More recently however there has been a proliferation of questionable Greats. We’ve had the conspiracist-created Great Replacement, the conspiracist-inciting Great Reset and now the American social psychologist Jonathan Haidt brings us the Great Rewiring. And to judge by professor Haidt’s media ubiquity in the weeks since the publication of his new book The Anxious Generation: How the Great Rewiring of Childhood Is Causing an Epidemic of Mental Illness, this one has captured the current mood.

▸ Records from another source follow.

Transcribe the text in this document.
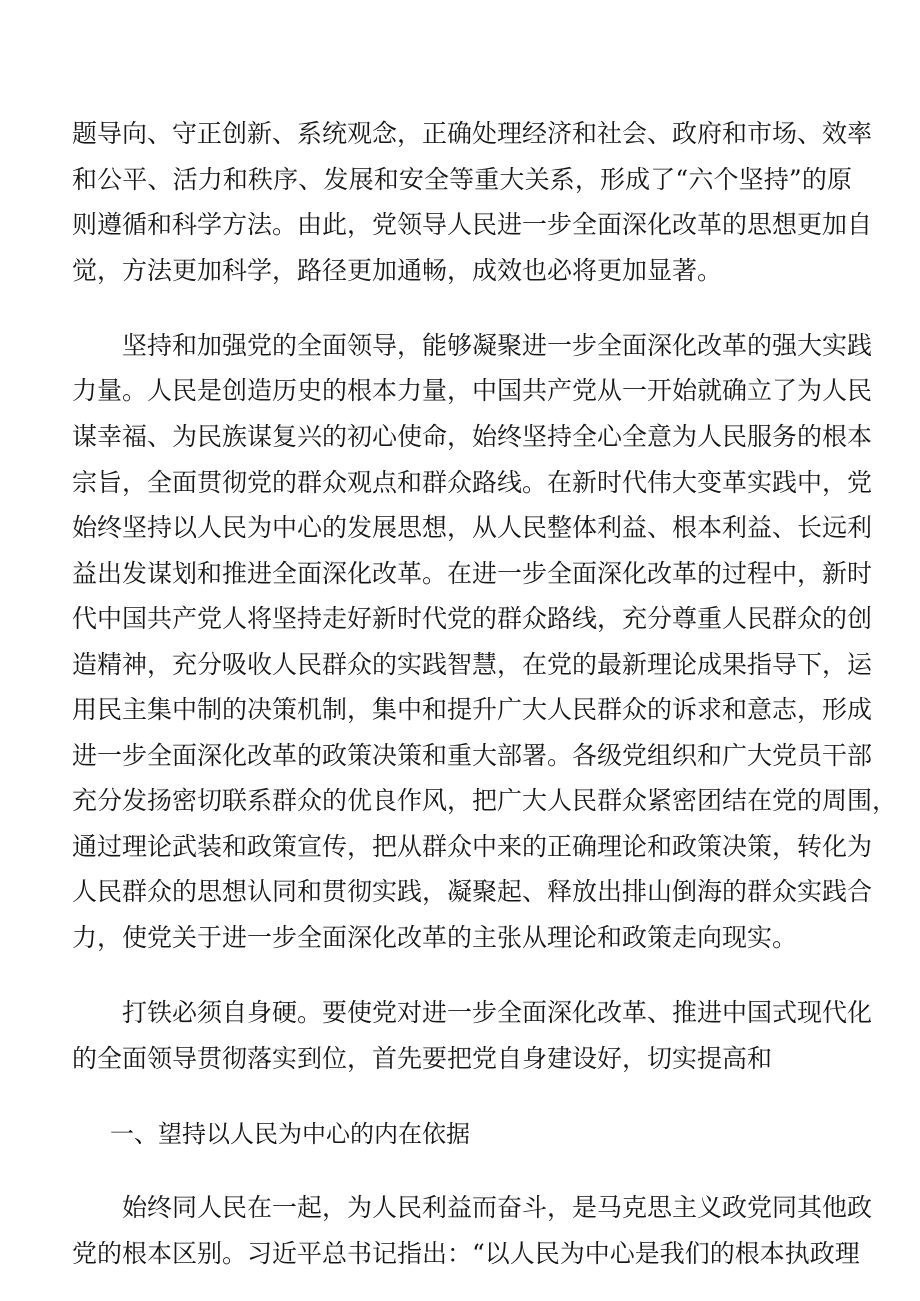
题导向、守正创新、系统观念，正确处理经济和社会、政府和市场、效率
和公平、活力和秩序、发展和安全等重大关系，形成了“六个坚持”的原
则遵循和科学方法。由此，党领导人民进一步全面深化改革的思想更加自
觉，方法更加科学，路径更加通畅，成效也必将更加显著。
坚持和加强党的全面领导，能够凝聚进一步全面深化改革的强大实践
力量。人民是创造历史的根本力量，中国共产党从一开始就确立了为人民
谋幸福、为民族谋复兴的初心使命，始终坚持全心全意为人民服务的根本
宗旨，全面贯彻党的群众观点和群众路线。在新时代伟大变革实践中，党
始终坚持以人民为中心的发展思想，从人民整体利益、根本利益、长远利
益出发谋划和推进全面深化改革。在进一步全面深化改革的过程中，新时
代中国共产党人将坚持走好新时代党的群众路线，充分尊重人民群众的创
造精神，充分吸收人民群众的实践智慧，在党的最新理论成果指导下，运
用民主集中制的决策机制，集中和提升广大人民群众的诉求和意志，形成
进一步全面深化改革的政策决策和重大部署。各级党组织和广大党员干部
充分发扬密切联系群众的优良作风，把广大人民群众紧密团结在党的周围，
通过理论武装和政策宣传，把从群众中来的正确理论和政策决策，转化为
人民群众的思想认同和贯彻实践，凝聚起、释放出排山倒海的群众实践合
力，使党关于进一步全面深化改革的主张从理论和政策走向现实。
打铁必须自身硬。要使党对进一步全面深化改革、推进中国式现代化
的全面领导贯彻落实到位，首先要把党自身建设好，切实提高和
一、望持以人民为中心的内在依据
始终同人民在一起，为人民利益而奋斗，是马克思主义政党同其他政
党的根本区别。习近平总书记指出：“以人民为中心是我们的根本执政理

As summarised by an admirer the book “makes an urgent argument that smartphones and social media are the root cause of an epidemic of mental health problems afflicting young people”. This epidemic has an originating date – 2010 – which was when the new i-Phone was introduced featuring a forward-facing camera (though selfie sticks had allowed people to take photos of themselves for years before that).
The book has been absurdly well received mostly by reviewers and writers who will have had no time to examine in detail the basis for its argument. The reception is well summed up by the blurb provided by a Simon Ings in the Spectator. Haidt, he writes provides “robust scientific evidence for what we've all come to assume is true . . . it's the sheer scale of harm depicted here that should galvanise us”.

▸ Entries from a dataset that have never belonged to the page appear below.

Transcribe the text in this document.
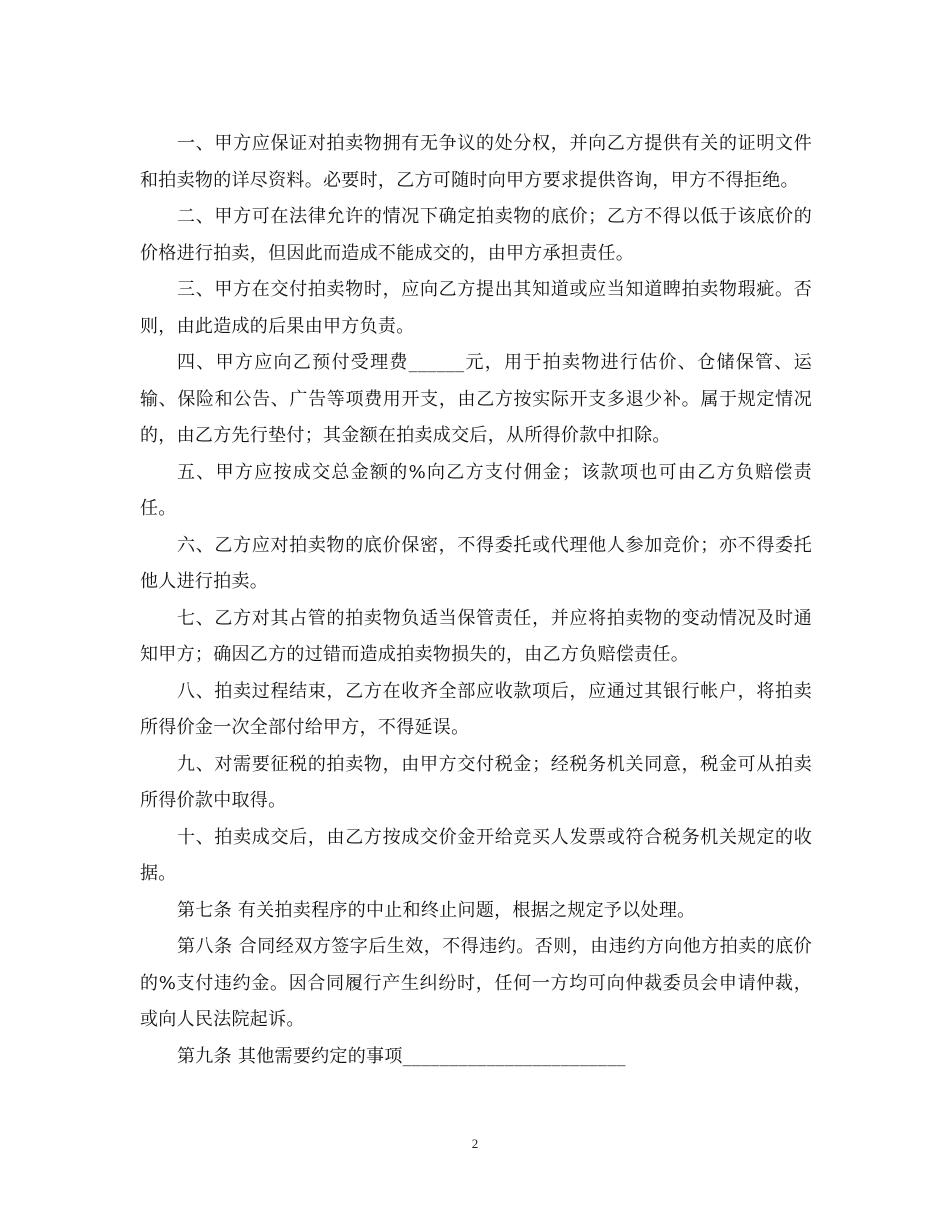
一、甲方应保证对拍卖物拥有无争议的处分权，并向乙方提供有关的证明文件和拍卖物的详尽资料。必要时，乙方可随时向甲方要求提供咨询，甲方不得拒绝。

二、甲方可在法律允许的情况下确定拍卖物的底价；乙方不得以低于该底价的价格进行拍卖，但因此而造成不能成交的，由甲方承担责任。

三、甲方在交付拍卖物时，应向乙方提出其知道或应当知道睥拍卖物瑕疵。否则，由此造成的后果由甲方负责。

四、甲方应向乙预付受理费______元，用于拍卖物进行估价、仓储保管、运输、保险和公告、广告等项费用开支，由乙方按实际开支多退少补。属于规定情况的，由乙方先行垫付；其金额在拍卖成交后，从所得价款中扣除。

五、甲方应按成交总金额的%向乙方支付佣金；该款项也可由乙方负赔偿责任。

六、乙方应对拍卖物的底价保密，不得委托或代理他人参加竞价；亦不得委托他人进行拍卖。

七、乙方对其占管的拍卖物负适当保管责任，并应将拍卖物的变动情况及时通知甲方；确因乙方的过错而造成拍卖物损失的，由乙方负赔偿责任。

八、拍卖过程结束，乙方在收齐全部应收款项后，应通过其银行帐户，将拍卖所得价金一次全部付给甲方，不得延误。

九、对需要征税的拍卖物，由甲方交付税金；经税务机关同意，税金可从拍卖所得价款中取得。

十、拍卖成交后，由乙方按成交价金开给竞买人发票或符合税务机关规定的收据。

第七条 有关拍卖程序的中止和终止问题，根据之规定予以处理。

第八条 合同经双方签字后生效，不得违约。否则，由违约方向他方拍卖的底价的%支付违约金。因合同履行产生纠纷时，任何一方均可向仲裁委员会申请仲裁，或向人民法院起诉。

第九条 其他需要约定的事项________________________

2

There is little more satisfying than when science appears to confirm “what we’ve all come to assume is true”. And little that is more dangerous. In an editorial in the Sunday Times it was case closed. “Few would argue with the overall thrust of this analysis”, it pronounced, “The question is what to do about it”. People who I like took to podcasts to discuss the issue with other people I like, and always starting from the assumption that Haidt was Right. All that was left was to work out just how much phone banning to do.
At least this is a spasm happening outside the usual culture wars tramlines. Anxious liberal parents are experiencing it in much the same way as angry conservative ones. Since no post of mine would be complete without referencing the National Conservatives, Tory MP Miriam Cates addressing their latest beanfeast in Brussels, stated that “the average child receives 237 notifications a day - that's a focus busting dopamine hit every 4 minutes of waking time”.
The study this claim is based on is available here:
And proves the dangers of politicians let loose on stats. It was a relatively small study of American 11-17 year olds and showed just over half of participants received 237 or more notifications per day. That is not “the average child” and 237 is not the average number of notifications. Oh well, her point could stand in any case. After all, it’s what we all assume.